The $150,000 project was funded by donations and co-sponsored by the City of Tacoma and Metro Parks Tacoma.

“We have created a place where we will remember the past,” said Tacoma City Councilman Bill Evans, who led the efforts to make the Harbor Flag Dedication a reality.

Mindful of the fact that history will record the terrorist attacks of a year ago and how America has responded, Evans described the flag plaza as a gathering place that will also provide hope for the future.

“This is one of the most historic sites in Tacoma,” he said.

Master of ceremonies Ross Hjelseth, president of the Tacoma Metro Parks Board, agreed.
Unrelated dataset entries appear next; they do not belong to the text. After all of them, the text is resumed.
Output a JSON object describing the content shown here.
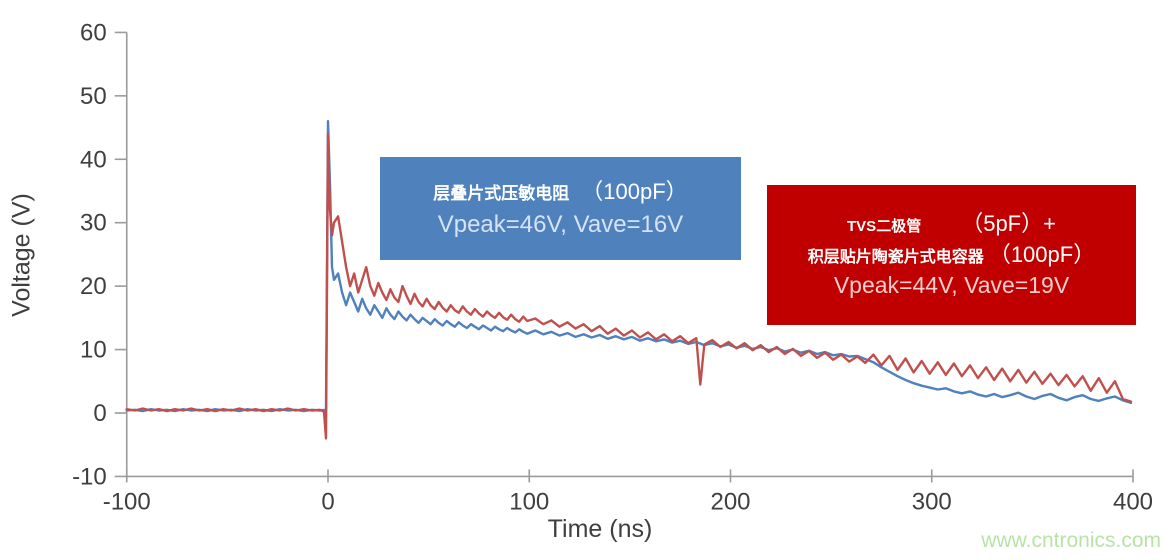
{
  "page": {
    "watermark": "www.cntronics.com"
  },
  "chart_data": {
    "type": "line",
    "title": "",
    "xlabel": "Time (ns)",
    "ylabel": "Voltage (V)",
    "xlim": [
      -100,
      400
    ],
    "ylim": [
      -10,
      60
    ],
    "x_ticks": [
      -100,
      0,
      100,
      200,
      300,
      400
    ],
    "y_ticks": [
      -10,
      0,
      10,
      20,
      30,
      40,
      50,
      60
    ],
    "grid": false,
    "legend_position": "none",
    "series": [
      {
        "id": "varistor",
        "name": "层叠片式压敏电阻（100pF）",
        "color": "#4f81bd",
        "vpeak_v": 46,
        "vave_v": 16,
        "points": [
          [
            -100,
            0.4
          ],
          [
            -96,
            0.5
          ],
          [
            -92,
            0.3
          ],
          [
            -88,
            0.6
          ],
          [
            -84,
            0.4
          ],
          [
            -80,
            0.5
          ],
          [
            -76,
            0.3
          ],
          [
            -72,
            0.6
          ],
          [
            -68,
            0.4
          ],
          [
            -64,
            0.5
          ],
          [
            -60,
            0.3
          ],
          [
            -56,
            0.6
          ],
          [
            -52,
            0.4
          ],
          [
            -48,
            0.5
          ],
          [
            -44,
            0.3
          ],
          [
            -40,
            0.6
          ],
          [
            -36,
            0.4
          ],
          [
            -32,
            0.5
          ],
          [
            -28,
            0.3
          ],
          [
            -24,
            0.6
          ],
          [
            -20,
            0.4
          ],
          [
            -16,
            0.5
          ],
          [
            -12,
            0.3
          ],
          [
            -8,
            0.5
          ],
          [
            -4,
            0.4
          ],
          [
            -1,
            0.5
          ],
          [
            0,
            46
          ],
          [
            1,
            36
          ],
          [
            2,
            23
          ],
          [
            3,
            21
          ],
          [
            5,
            22
          ],
          [
            7,
            19
          ],
          [
            9,
            17
          ],
          [
            11,
            19
          ],
          [
            13,
            17.5
          ],
          [
            15,
            16
          ],
          [
            17,
            18
          ],
          [
            19,
            16.5
          ],
          [
            21,
            15.5
          ],
          [
            23,
            17
          ],
          [
            25,
            16
          ],
          [
            27,
            15
          ],
          [
            29,
            16.5
          ],
          [
            31,
            15.5
          ],
          [
            33,
            14.8
          ],
          [
            35,
            16
          ],
          [
            37,
            15.2
          ],
          [
            39,
            14.6
          ],
          [
            41,
            15.5
          ],
          [
            43,
            14.8
          ],
          [
            45,
            14.2
          ],
          [
            47,
            15
          ],
          [
            49,
            14.5
          ],
          [
            51,
            14
          ],
          [
            53,
            14.8
          ],
          [
            55,
            14.2
          ],
          [
            57,
            13.8
          ],
          [
            59,
            14.5
          ],
          [
            61,
            14
          ],
          [
            63,
            13.6
          ],
          [
            65,
            14.3
          ],
          [
            67,
            13.8
          ],
          [
            69,
            13.4
          ],
          [
            71,
            14
          ],
          [
            73,
            13.6
          ],
          [
            75,
            13.2
          ],
          [
            77,
            13.8
          ],
          [
            79,
            13.4
          ],
          [
            81,
            13
          ],
          [
            83,
            13.6
          ],
          [
            85,
            13.2
          ],
          [
            87,
            12.9
          ],
          [
            89,
            13.4
          ],
          [
            91,
            13
          ],
          [
            93,
            12.7
          ],
          [
            95,
            13.2
          ],
          [
            97,
            12.8
          ],
          [
            99,
            12.5
          ],
          [
            103,
            13
          ],
          [
            107,
            12.4
          ],
          [
            111,
            12.8
          ],
          [
            115,
            12.2
          ],
          [
            119,
            12.6
          ],
          [
            123,
            12
          ],
          [
            127,
            12.4
          ],
          [
            131,
            11.9
          ],
          [
            135,
            12.3
          ],
          [
            139,
            11.7
          ],
          [
            143,
            12.1
          ],
          [
            147,
            11.6
          ],
          [
            151,
            12
          ],
          [
            155,
            11.4
          ],
          [
            159,
            11.8
          ],
          [
            163,
            11.3
          ],
          [
            167,
            11.6
          ],
          [
            171,
            11.1
          ],
          [
            175,
            11.4
          ],
          [
            179,
            10.9
          ],
          [
            183,
            11.2
          ],
          [
            187,
            10.7
          ],
          [
            191,
            11
          ],
          [
            195,
            10.5
          ],
          [
            199,
            10.8
          ],
          [
            203,
            10.3
          ],
          [
            207,
            10.6
          ],
          [
            211,
            10.1
          ],
          [
            215,
            10.4
          ],
          [
            219,
            9.9
          ],
          [
            223,
            10.2
          ],
          [
            227,
            9.7
          ],
          [
            231,
            10
          ],
          [
            235,
            9.5
          ],
          [
            239,
            9.8
          ],
          [
            243,
            9.3
          ],
          [
            247,
            9.6
          ],
          [
            251,
            9.1
          ],
          [
            255,
            9.3
          ],
          [
            259,
            8.9
          ],
          [
            263,
            9
          ],
          [
            267,
            8.5
          ],
          [
            271,
            8
          ],
          [
            275,
            7.2
          ],
          [
            279,
            6.5
          ],
          [
            283,
            5.8
          ],
          [
            287,
            5.2
          ],
          [
            291,
            4.7
          ],
          [
            295,
            4.3
          ],
          [
            299,
            4
          ],
          [
            303,
            3.7
          ],
          [
            307,
            3.9
          ],
          [
            311,
            3.4
          ],
          [
            315,
            3.1
          ],
          [
            319,
            3.4
          ],
          [
            323,
            2.9
          ],
          [
            327,
            2.6
          ],
          [
            331,
            3
          ],
          [
            335,
            2.5
          ],
          [
            339,
            2.8
          ],
          [
            343,
            3.2
          ],
          [
            347,
            2.6
          ],
          [
            351,
            2.2
          ],
          [
            355,
            2.7
          ],
          [
            359,
            3
          ],
          [
            363,
            2.4
          ],
          [
            367,
            2
          ],
          [
            371,
            2.5
          ],
          [
            375,
            2.8
          ],
          [
            379,
            2.2
          ],
          [
            383,
            1.9
          ],
          [
            387,
            2.3
          ],
          [
            391,
            2.6
          ],
          [
            395,
            2
          ],
          [
            399,
            1.6
          ]
        ]
      },
      {
        "id": "tvs-mlcc",
        "name": "TVS二极管（5pF）+ 积层贴片陶瓷片式电容器（100pF）",
        "color": "#c0504d",
        "vpeak_v": 44,
        "vave_v": 19,
        "points": [
          [
            -100,
            0.6
          ],
          [
            -96,
            0.4
          ],
          [
            -92,
            0.7
          ],
          [
            -88,
            0.4
          ],
          [
            -84,
            0.6
          ],
          [
            -80,
            0.3
          ],
          [
            -76,
            0.6
          ],
          [
            -72,
            0.4
          ],
          [
            -68,
            0.7
          ],
          [
            -64,
            0.4
          ],
          [
            -60,
            0.6
          ],
          [
            -56,
            0.3
          ],
          [
            -52,
            0.6
          ],
          [
            -48,
            0.4
          ],
          [
            -44,
            0.7
          ],
          [
            -40,
            0.4
          ],
          [
            -36,
            0.6
          ],
          [
            -32,
            0.3
          ],
          [
            -28,
            0.6
          ],
          [
            -24,
            0.4
          ],
          [
            -20,
            0.7
          ],
          [
            -16,
            0.4
          ],
          [
            -12,
            0.6
          ],
          [
            -8,
            0.4
          ],
          [
            -4,
            0.5
          ],
          [
            -2,
            0.2
          ],
          [
            -1,
            -4
          ],
          [
            0,
            44
          ],
          [
            1,
            32
          ],
          [
            2,
            28
          ],
          [
            3,
            30
          ],
          [
            5,
            31
          ],
          [
            7,
            27
          ],
          [
            9,
            23
          ],
          [
            11,
            20
          ],
          [
            13,
            22
          ],
          [
            15,
            19
          ],
          [
            17,
            21
          ],
          [
            19,
            23
          ],
          [
            21,
            20
          ],
          [
            23,
            18.5
          ],
          [
            25,
            20.5
          ],
          [
            27,
            19
          ],
          [
            29,
            17.8
          ],
          [
            31,
            19.5
          ],
          [
            33,
            18.2
          ],
          [
            35,
            17.5
          ],
          [
            37,
            20
          ],
          [
            39,
            18.5
          ],
          [
            41,
            17.2
          ],
          [
            43,
            18.8
          ],
          [
            45,
            17.5
          ],
          [
            47,
            16.8
          ],
          [
            49,
            18
          ],
          [
            51,
            17
          ],
          [
            53,
            16.4
          ],
          [
            55,
            17.5
          ],
          [
            57,
            16.6
          ],
          [
            59,
            16
          ],
          [
            61,
            17
          ],
          [
            63,
            16.2
          ],
          [
            65,
            15.8
          ],
          [
            67,
            16.8
          ],
          [
            69,
            16
          ],
          [
            71,
            15.5
          ],
          [
            73,
            16.4
          ],
          [
            75,
            15.7
          ],
          [
            77,
            15.2
          ],
          [
            79,
            16
          ],
          [
            81,
            15.4
          ],
          [
            83,
            15
          ],
          [
            85,
            15.8
          ],
          [
            87,
            15.1
          ],
          [
            89,
            14.7
          ],
          [
            91,
            15.5
          ],
          [
            93,
            14.8
          ],
          [
            95,
            14.4
          ],
          [
            97,
            15.2
          ],
          [
            99,
            14.5
          ],
          [
            103,
            14.9
          ],
          [
            107,
            14
          ],
          [
            111,
            14.6
          ],
          [
            115,
            13.6
          ],
          [
            119,
            14.3
          ],
          [
            123,
            13.3
          ],
          [
            127,
            14
          ],
          [
            131,
            12.9
          ],
          [
            135,
            13.7
          ],
          [
            139,
            12.5
          ],
          [
            143,
            13.3
          ],
          [
            147,
            12.2
          ],
          [
            151,
            13
          ],
          [
            155,
            11.9
          ],
          [
            159,
            12.7
          ],
          [
            163,
            11.6
          ],
          [
            167,
            12.4
          ],
          [
            171,
            11.3
          ],
          [
            175,
            12.1
          ],
          [
            179,
            11
          ],
          [
            183,
            11.8
          ],
          [
            185,
            4.5
          ],
          [
            187,
            10.8
          ],
          [
            191,
            11.5
          ],
          [
            195,
            10.4
          ],
          [
            199,
            11.2
          ],
          [
            203,
            10.2
          ],
          [
            207,
            11
          ],
          [
            211,
            9.9
          ],
          [
            215,
            10.7
          ],
          [
            219,
            9.6
          ],
          [
            223,
            10.4
          ],
          [
            227,
            9.3
          ],
          [
            231,
            10.1
          ],
          [
            235,
            9
          ],
          [
            239,
            9.8
          ],
          [
            243,
            8.7
          ],
          [
            247,
            9.5
          ],
          [
            251,
            8.4
          ],
          [
            255,
            9.2
          ],
          [
            259,
            8.1
          ],
          [
            263,
            8.9
          ],
          [
            267,
            7.9
          ],
          [
            271,
            9.2
          ],
          [
            275,
            7.5
          ],
          [
            279,
            9
          ],
          [
            283,
            6.8
          ],
          [
            287,
            8.6
          ],
          [
            291,
            6.4
          ],
          [
            295,
            8.2
          ],
          [
            299,
            6.2
          ],
          [
            303,
            8
          ],
          [
            307,
            6
          ],
          [
            311,
            7.8
          ],
          [
            315,
            5.8
          ],
          [
            319,
            7.5
          ],
          [
            323,
            5.5
          ],
          [
            327,
            7.2
          ],
          [
            331,
            5.2
          ],
          [
            335,
            7
          ],
          [
            339,
            5
          ],
          [
            343,
            6.8
          ],
          [
            347,
            4.8
          ],
          [
            351,
            6.5
          ],
          [
            355,
            4.6
          ],
          [
            359,
            6.2
          ],
          [
            363,
            4.4
          ],
          [
            367,
            6
          ],
          [
            371,
            4.2
          ],
          [
            375,
            5.8
          ],
          [
            379,
            3.5
          ],
          [
            383,
            5.5
          ],
          [
            387,
            3.2
          ],
          [
            391,
            5
          ],
          [
            395,
            2.2
          ],
          [
            399,
            1.8
          ]
        ]
      }
    ],
    "annotations": [
      {
        "id": "varistor-box",
        "bg": "#4f81bd",
        "line1_name": "层叠片式压敏电阻",
        "line1_cap": "（100pF）",
        "line2": "Vpeak=46V, Vave=16V"
      },
      {
        "id": "tvs-box",
        "bg": "#c00000",
        "line1_name": "TVS二极管",
        "line1_cap": "（5pF）+",
        "line2_name": "积层贴片陶瓷片式电容器",
        "line2_cap": "（100pF）",
        "line3": "Vpeak=44V, Vave=19V"
      }
    ]
  }
}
“Today, we gather to remember,” he said. “Today we are going to celebrate the future with symbols.”

Among those symbols was a 38-by-20-foot American flag – the largest in Tacoma- that was raised atop a 100-foot flagpole; meant to greet visitors as they enter the Port of Tacoma.

During a solemn ceremony, the flag was slowly raised by members of the Tacoma Fire Department honor guard to the peak of the pole, then slowly lowered to half-staff.

The Tahoma Girls Choir sang “The Star-Spangled Banner” as the flag was raised and “Let There Be Peace on Earth” as the banner was lowered to the pole’s mid-point.

Ironically, or perhaps fittingly, a jetliner flew overhead as the flag reached the top of the pole.

“We lift this flag today for all to see,” said Tacoma Mayor Bill Baarsma.

An eight-foot in diameter steel globe with stars representing Tacoma’s sister cities was also unveiled during yesterday’s ceremony.

A ceremonial pole proclaiming “May Peace Prevail on Earth” in 12 languages was dedicated as well.

For all the talk and hope for peace, Tacoma Police Chief David Brame reminded people why they were at the Harbor Flag Dedication.

He compared the unprovoked attack on America on Sept. 11, 2001 to the surprise attack on Pearl Harbor by Japan on Dec. 7, 1941, noting the latter was an attack against military targets while last year’s terrorist attacks killed mostly civilians.

“Sept. 11, 2001 is our new day of infamy in this millennium,” he said.

He added, “We will achieve peace through strength.”

The ceremony concluded with the Tahoma Girls Choir’s “Let Peace Begin With Me.”

“America’s reaction comes down to each of us as we leave here,” Hjelseth said, echoing the sentiments of the song. “It’s one person at a time making a difference.”

In the background, the newly raised American flag fluttered in the breeze on a warm summer morning.